Blaenavon – ‘That’s Your Lot’ Review

Long-time-coming debut album that hints at great things to come

Blaenavon have always had time on their side, which is just as well, because they’ve taken rather a lot of it to release their debut album. The Hampshire trio first announced themselves way back in 2013, when they put out a debut single (‘Into The Night’) before they’d even sat their A Levels. The intervening years saw the release of three more EPs, yet a full album remained frustratingly elusive. Their first attempt at recording one, for which they hunkered down on a houseboat with an endless supply of wine and an apparent dearth of direction, was rejected by their label, who told them they weren’t taking it seriously enough.

You certainly couldn’t say the same of their second attempt, the winking irreverence of its title notwithstanding: ‘That’s Your Lot’ is serious business indeed. “Let’s pray for death,” frontman Ben Gregory urges on ‘Let’s Pray’, whose Morrisseyan fatalism is suitably complemented by jangling currents of Marr-like guitar, and which sets the tone for much of what follows.
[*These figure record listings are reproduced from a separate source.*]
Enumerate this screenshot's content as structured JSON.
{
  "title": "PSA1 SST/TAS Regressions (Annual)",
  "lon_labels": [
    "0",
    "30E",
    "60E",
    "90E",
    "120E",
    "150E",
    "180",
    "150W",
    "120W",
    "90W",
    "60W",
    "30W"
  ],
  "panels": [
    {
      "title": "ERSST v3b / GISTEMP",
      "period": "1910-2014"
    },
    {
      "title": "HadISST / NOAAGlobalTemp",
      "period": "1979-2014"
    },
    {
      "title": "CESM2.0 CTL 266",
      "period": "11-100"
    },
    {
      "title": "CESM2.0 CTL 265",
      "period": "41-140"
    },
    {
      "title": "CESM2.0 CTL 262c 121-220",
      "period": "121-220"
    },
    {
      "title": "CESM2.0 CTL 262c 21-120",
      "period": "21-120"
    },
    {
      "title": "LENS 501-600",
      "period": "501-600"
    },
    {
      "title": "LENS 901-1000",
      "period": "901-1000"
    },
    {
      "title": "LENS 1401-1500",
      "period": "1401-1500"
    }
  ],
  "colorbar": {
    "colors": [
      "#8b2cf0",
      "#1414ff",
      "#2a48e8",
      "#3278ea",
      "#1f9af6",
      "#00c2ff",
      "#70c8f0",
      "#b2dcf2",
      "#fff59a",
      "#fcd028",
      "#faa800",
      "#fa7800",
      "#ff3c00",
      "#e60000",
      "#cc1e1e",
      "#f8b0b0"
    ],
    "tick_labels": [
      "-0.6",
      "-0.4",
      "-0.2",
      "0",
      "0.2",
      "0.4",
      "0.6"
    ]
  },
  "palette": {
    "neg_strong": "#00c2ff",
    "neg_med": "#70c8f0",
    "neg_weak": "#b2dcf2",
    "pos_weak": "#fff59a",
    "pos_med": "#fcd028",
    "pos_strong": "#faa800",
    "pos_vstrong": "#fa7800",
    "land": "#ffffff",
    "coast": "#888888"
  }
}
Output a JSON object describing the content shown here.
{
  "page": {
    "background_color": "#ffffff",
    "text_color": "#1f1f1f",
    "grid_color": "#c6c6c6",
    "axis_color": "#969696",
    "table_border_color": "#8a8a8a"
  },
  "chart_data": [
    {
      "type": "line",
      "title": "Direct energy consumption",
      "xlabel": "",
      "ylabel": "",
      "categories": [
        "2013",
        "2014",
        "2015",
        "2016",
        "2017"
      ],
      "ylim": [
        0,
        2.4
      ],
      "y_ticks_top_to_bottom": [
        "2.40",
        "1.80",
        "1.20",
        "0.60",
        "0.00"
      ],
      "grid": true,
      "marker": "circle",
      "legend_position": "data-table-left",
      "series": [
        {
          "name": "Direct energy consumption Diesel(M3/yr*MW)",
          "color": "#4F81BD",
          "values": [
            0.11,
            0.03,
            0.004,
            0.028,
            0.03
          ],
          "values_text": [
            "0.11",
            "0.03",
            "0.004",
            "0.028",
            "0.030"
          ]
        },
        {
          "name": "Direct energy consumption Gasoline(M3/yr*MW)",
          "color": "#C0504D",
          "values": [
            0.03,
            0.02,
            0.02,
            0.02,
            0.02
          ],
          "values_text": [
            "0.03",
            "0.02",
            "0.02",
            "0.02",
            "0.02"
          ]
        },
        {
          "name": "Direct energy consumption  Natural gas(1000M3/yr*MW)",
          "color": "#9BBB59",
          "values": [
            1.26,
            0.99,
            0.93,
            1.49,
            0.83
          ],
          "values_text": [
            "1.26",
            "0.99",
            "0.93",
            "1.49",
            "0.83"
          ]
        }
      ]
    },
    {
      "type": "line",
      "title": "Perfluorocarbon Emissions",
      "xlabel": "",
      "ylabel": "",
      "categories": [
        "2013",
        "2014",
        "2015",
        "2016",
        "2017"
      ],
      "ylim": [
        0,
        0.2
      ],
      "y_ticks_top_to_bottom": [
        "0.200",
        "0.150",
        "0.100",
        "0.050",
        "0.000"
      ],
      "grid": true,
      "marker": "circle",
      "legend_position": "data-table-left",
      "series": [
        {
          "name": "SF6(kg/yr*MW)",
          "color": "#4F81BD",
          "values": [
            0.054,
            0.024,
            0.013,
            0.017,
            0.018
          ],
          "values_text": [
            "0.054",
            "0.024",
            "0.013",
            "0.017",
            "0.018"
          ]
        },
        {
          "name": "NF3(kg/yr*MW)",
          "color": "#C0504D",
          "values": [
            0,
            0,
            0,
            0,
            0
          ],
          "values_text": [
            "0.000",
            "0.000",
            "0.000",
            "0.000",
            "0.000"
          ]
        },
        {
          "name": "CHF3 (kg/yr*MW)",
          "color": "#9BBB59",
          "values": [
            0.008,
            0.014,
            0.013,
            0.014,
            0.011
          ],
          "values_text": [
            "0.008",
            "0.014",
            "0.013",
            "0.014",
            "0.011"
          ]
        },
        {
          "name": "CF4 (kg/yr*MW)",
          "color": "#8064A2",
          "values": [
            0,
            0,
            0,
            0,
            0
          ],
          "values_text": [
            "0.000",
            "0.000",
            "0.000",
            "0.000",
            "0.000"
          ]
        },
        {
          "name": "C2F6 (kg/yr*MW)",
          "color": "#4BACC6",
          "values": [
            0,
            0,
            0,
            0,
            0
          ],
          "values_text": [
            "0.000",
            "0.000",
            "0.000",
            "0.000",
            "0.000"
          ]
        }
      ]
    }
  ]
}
On ‘Lonely Side’ – a lithe indie-funk outlier whose pervasive gloom proves oddly infectious – Gregory declares himself a host “in a land of parasites”. By the time he pins his sad-lad colours to the mast on the album’s title track, beseeching the listener to “pity me, I beg you please… I’m an apathetic pipsqueak”, you’re tempted to applaud his honesty.

You shouldn’t mistake their dysphoric outlook for a lack of backbone, however: this band are at their best when they go big, as on the explosive ‘Prague ‘99’ (a re-recording of the standout track from their 2013 ‘Koso’ EP) or the eight-minute ‘Swans’, both of which display a knack for post-rock dynamics and, especially, volume. It’s taken Blaenavon longer than expected to get to this point, but they’re still only at the end of the beginning; ‘That’s Your Lot’ isn’t the instant-classic debut they might have hoped for, but it delivers on their early promise, and offers tantalising hints at where they might go from here.